My bedroom was my sanctuary, and I began to withdraw from everything and everyone outside of it. Soon, my unhappiness manifested itself as physical illness. I have never had mono, but I’ve read descriptions of it, and it’s the only thing I can could possibly compare this with. I was severely stricken, laid up in bed for a week, feeling horribly ill and forgotten. But I was not alone.
It just so happened that I had scoured my Grandma’s VHS collection the week before, and had come away with a wrinkled copy of none other than “The Muppets Take Manhattan.” It was all the fun and love and comfort I could find just then, and I watched it repeatedly for the entire week I was sick. I memorized the songs- my first feat being to scat the Kermit the Frog part at the beginning of the film. I memorized the words of wisdom: “Only peoples. Peoples is peoples.” And it really felt like… we were “together again.” It felt good to be together again! And I got better. And I felt better.
Navigating a world void of many traditional norms, I instinctively gravitated toward this good thing when I found it. From that point on, Sarah and I became “Muppetfreeks”- freek being a mix of the words “freak” and “geek” -for life.
Myself, I watched every bit of video I could get my hands on. I listened to every record and tape I could find, begged for every Muppet toy offered at local rummage sales, and I started watching the last 25 minutes of Sesame Street every day after school. (The bus-ride home cut into the show.)
While I idolized all the puppeteers, I was most drawn to Frank Oz, because he had literally been Jim’s other set of hands. I scoured the internet, at one point using HotBot and Altavista to find what I sincerely believed to be Frank’s phone number and address- by using his real name. I wrote reggae songs about how sad he was now that his creative partner was gone. And I tried to imagine what the electricity of friendship and creative kinship that crackled between Jim and his associates must have felt like.
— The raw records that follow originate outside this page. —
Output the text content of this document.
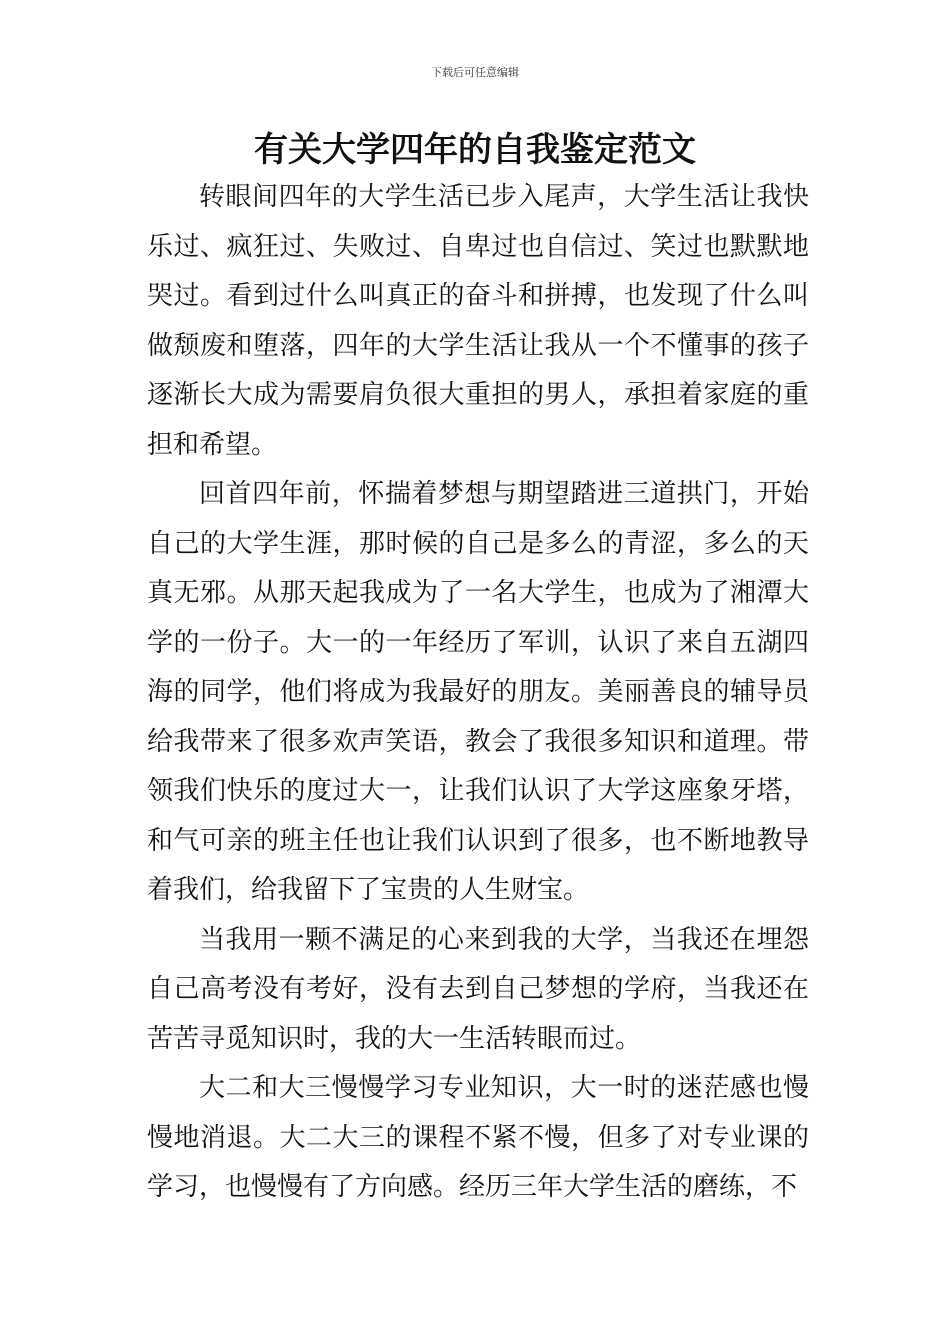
下载后可任意编辑
有关大学四年的自我鉴定范文

转眼间四年的大学生活已步入尾声，大学生活让我快乐过、疯狂过、失败过、自卑过也自信过、笑过也默默地哭过。看到过什么叫真正的奋斗和拼搏，也发现了什么叫做颓废和堕落，四年的大学生活让我从一个不懂事的孩子逐渐长大成为需要肩负很大重担的男人，承担着家庭的重担和希望。

回首四年前，怀揣着梦想与期望踏进三道拱门，开始自己的大学生涯，那时候的自己是多么的青涩，多么的天真无邪。从那天起我成为了一名大学生，也成为了湘潭大学的一份子。大一的一年经历了军训，认识了来自五湖四海的同学，他们将成为我最好的朋友。美丽善良的辅导员给我带来了很多欢声笑语，教会了我很多知识和道理。带领我们快乐的度过大一，让我们认识了大学这座象牙塔，和气可亲的班主任也让我们认识到了很多，也不断地教导着我们，给我留下了宝贵的人生财宝。

当我用一颗不满足的心来到我的大学，当我还在埋怨自己高考没有考好，没有去到自己梦想的学府，当我还在苦苦寻觅知识时，我的大一生活转眼而过。

大二和大三慢慢学习专业知识，大一时的迷茫感也慢慢地消退。大二大三的课程不紧不慢，但多了对专业课的学习，也慢慢有了方向感。经历三年大学生活的磨练，不
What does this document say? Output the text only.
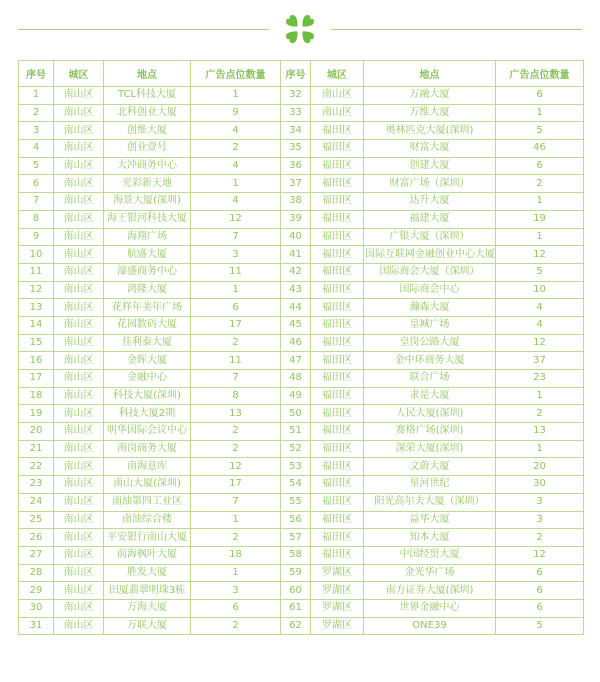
序号	城区	地点	广告点位数量	序号	城区	地点	广告点位数量
1	南山区	TCL科技大厦	1	32	南山区	万融大厦	6
2	南山区	北科创业大厦	9	33	南山区	万维大厦	1
3	南山区	创维大厦	4	34	福田区	奥林匹克大厦(深圳)	5
4	南山区	创业壹号	2	35	福田区	财富大厦	46
5	南山区	大冲商务中心	4	36	福田区	创建大厦	6
6	南山区	光彩新天地	1	37	福田区	财富广场（深圳）	2
7	南山区	海景大厦(深圳)	4	38	福田区	达升大厦	1
8	南山区	海王银河科技大厦	12	39	福田区	福建大厦	19
9	南山区	海翔广场	7	40	福田区	广银大厦（深圳）	1
10	南山区	航盛大厦	3	41	福田区	国际互联网金融创业中心大厦	12
11	南山区	濠盛商务中心	11	42	福田区	国际商会大厦（深圳）	5
12	南山区	鸿隆大厦	1	43	福田区	国际商会中心	10
13	南山区	花样年美年广场	6	44	福田区	瀚森大厦	4
14	南山区	花园数码大厦	17	45	福田区	皇城广场	4
15	南山区	佳利泰大厦	2	46	福田区	皇岗公路大厦	12
16	南山区	金晖大厦	11	47	福田区	金中环商务大厦	37
17	南山区	金融中心	7	48	福田区	联合广场	23
18	南山区	科技大厦(深圳)	8	49	福田区	求是大厦	1
19	南山区	科技大厦2期	13	50	福田区	人民大厦(深圳)	2
20	南山区	明华国际会议中心	2	51	福田区	赛格广场(深圳)	13
21	南山区	南岗商务大厦	2	52	福田区	深荣大厦(深圳)	1
22	南山区	南海意库	12	53	福田区	文蔚大厦	20
23	南山区	南山大厦(深圳)	17	54	福田区	星河世纪	30
24	南山区	南油第四工业区	7	55	福田区	阳光高尔夫大厦（深圳）	3
25	南山区	南油综合楼	1	56	福田区	益华大厦	3
26	南山区	平安银行南山大厦	2	57	福田区	知本大厦	2
27	南山区	前海枫叶大厦	18	58	福田区	中国经贸大厦	12
28	南山区	胜发大厦	1	59	罗湖区	金光华广场	6
29	南山区	田厦翡翠明珠3栋	3	60	罗湖区	南方证券大厦(深圳)	6
30	南山区	万海大厦	6	61	罗湖区	世界金融中心	6
31	南山区	万联大厦	2	62	罗湖区	ONE39	5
A magical thing bubbles up out of every Henson creation, a strange and sweet elixir of ideas such individuality, togetherness, specialness in all things, of compassion that transcends and erases social boundaries. Every child is thirsty for this knowledge, and I drank to my heart’s content.
Song from the Street soothed me to sleep. Movies moved me to laughter and tears… of joy. With songs like, “Believe in Yourself.” and “One Fine Face,” I lost focus of the standards that the sexually charged world of MTV and rated R movies was imposing on me. And I started to value my greatest asset and talent- my imagination.
I told myself that one day, I was going to do what Jim Henson did. I would not be who I am today, or as happy, or as full and open to life, were it not for he and his associate’s creations. His ideas and philosophy were such a valuable gift to the world- it is our duty to Pass It On when we receive it.